The appetite suppression claim is probably just that: a claim. One of the only studies on the subject found that drinking coffee had little to no effect on participants’ appetites.
Plus, people grow tolerant of coffee pretty quickly, so any positive effects tend to be short-lived.
Even if caffeine does help some with weight loss, it’s likely that any positive effects would be outweighed by the extra calories people tend to consume when they get caffeine in the form of sweet beverages. Coffee and tea are often drowned in cream and sugar, and it’s no secret that coffee-shop concoctions can be super high in calories. And soda, iced tea, and many other bottled caffeinated beverages can also be high in sugar, carbs and calories.

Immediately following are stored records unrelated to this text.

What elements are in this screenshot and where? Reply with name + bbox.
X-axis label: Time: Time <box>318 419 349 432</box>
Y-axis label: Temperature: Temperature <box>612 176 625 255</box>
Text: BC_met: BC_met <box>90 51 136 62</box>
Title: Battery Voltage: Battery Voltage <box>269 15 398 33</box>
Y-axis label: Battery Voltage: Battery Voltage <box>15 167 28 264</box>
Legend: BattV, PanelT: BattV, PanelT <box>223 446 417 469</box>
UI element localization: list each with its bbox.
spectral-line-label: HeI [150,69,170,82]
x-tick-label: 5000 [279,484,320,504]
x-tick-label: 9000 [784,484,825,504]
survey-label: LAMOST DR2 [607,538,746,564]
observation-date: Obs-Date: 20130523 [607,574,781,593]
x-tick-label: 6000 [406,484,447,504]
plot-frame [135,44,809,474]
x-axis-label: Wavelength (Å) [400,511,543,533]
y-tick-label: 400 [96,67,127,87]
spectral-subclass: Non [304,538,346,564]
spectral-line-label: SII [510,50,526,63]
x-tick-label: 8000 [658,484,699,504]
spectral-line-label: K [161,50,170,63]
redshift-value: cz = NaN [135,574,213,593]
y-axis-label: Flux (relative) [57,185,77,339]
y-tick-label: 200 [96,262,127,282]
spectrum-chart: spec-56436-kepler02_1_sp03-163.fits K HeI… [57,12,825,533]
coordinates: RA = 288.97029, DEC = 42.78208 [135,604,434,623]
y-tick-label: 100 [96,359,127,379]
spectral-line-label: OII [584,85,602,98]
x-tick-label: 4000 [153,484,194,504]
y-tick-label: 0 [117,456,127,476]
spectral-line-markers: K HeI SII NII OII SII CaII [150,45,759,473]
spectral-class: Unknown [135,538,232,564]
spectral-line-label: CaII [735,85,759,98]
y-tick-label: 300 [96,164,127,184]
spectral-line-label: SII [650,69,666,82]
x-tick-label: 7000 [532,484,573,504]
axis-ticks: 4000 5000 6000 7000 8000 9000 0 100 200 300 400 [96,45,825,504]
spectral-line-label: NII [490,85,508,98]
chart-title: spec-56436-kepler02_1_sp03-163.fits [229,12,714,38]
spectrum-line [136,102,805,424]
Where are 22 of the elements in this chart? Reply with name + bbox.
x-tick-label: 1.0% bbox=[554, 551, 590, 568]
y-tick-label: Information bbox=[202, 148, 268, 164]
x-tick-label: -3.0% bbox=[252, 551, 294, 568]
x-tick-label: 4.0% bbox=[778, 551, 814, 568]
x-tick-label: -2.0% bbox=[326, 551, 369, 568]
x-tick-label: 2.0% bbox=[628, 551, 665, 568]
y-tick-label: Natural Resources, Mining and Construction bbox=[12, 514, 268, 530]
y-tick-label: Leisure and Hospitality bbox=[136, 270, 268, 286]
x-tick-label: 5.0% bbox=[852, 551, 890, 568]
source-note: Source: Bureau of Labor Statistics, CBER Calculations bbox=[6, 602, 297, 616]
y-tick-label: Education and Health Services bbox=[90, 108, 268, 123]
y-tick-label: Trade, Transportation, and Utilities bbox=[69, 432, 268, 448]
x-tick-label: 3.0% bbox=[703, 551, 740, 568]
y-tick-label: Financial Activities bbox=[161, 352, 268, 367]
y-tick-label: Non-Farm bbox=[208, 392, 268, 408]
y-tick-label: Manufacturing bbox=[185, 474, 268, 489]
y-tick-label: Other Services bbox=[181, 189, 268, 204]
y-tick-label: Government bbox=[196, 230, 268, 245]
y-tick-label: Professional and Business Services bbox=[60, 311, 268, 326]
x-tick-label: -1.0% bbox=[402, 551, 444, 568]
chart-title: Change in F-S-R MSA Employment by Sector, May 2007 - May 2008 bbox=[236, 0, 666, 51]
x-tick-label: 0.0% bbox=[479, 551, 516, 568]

HG warning: Caffeine is a diuretic, which means it will contribute to losing some water weight on a short-term basis, but too much can be dangerous in the long-run. Always be sure to stay hydrated! Here are some tips for getting those 8 glasses of water a day.
And finally, here are some coffee-centric Hungry Girl tips and tricks…
If you get your caffeine from coffee, be aware of what else you’re taking in. A lot of coffee drinks are packed with calories, fat, and sugar.
When you’re on the go, follow these tips. Order your drinks with just a splash of fat-free milk, trade traditional syrup for sugar-free, and choose no-calorie sweeteners over straight-up sugar. Click here for more coffeehouse help!
If you make your cup of joe at home, stick with smart milk and sweetener choices. I always recommend unsweetened vanilla almond milk (it’ll add creaminess and flavor to your coffee for minimal calories) and natural no-calorie sweeteners.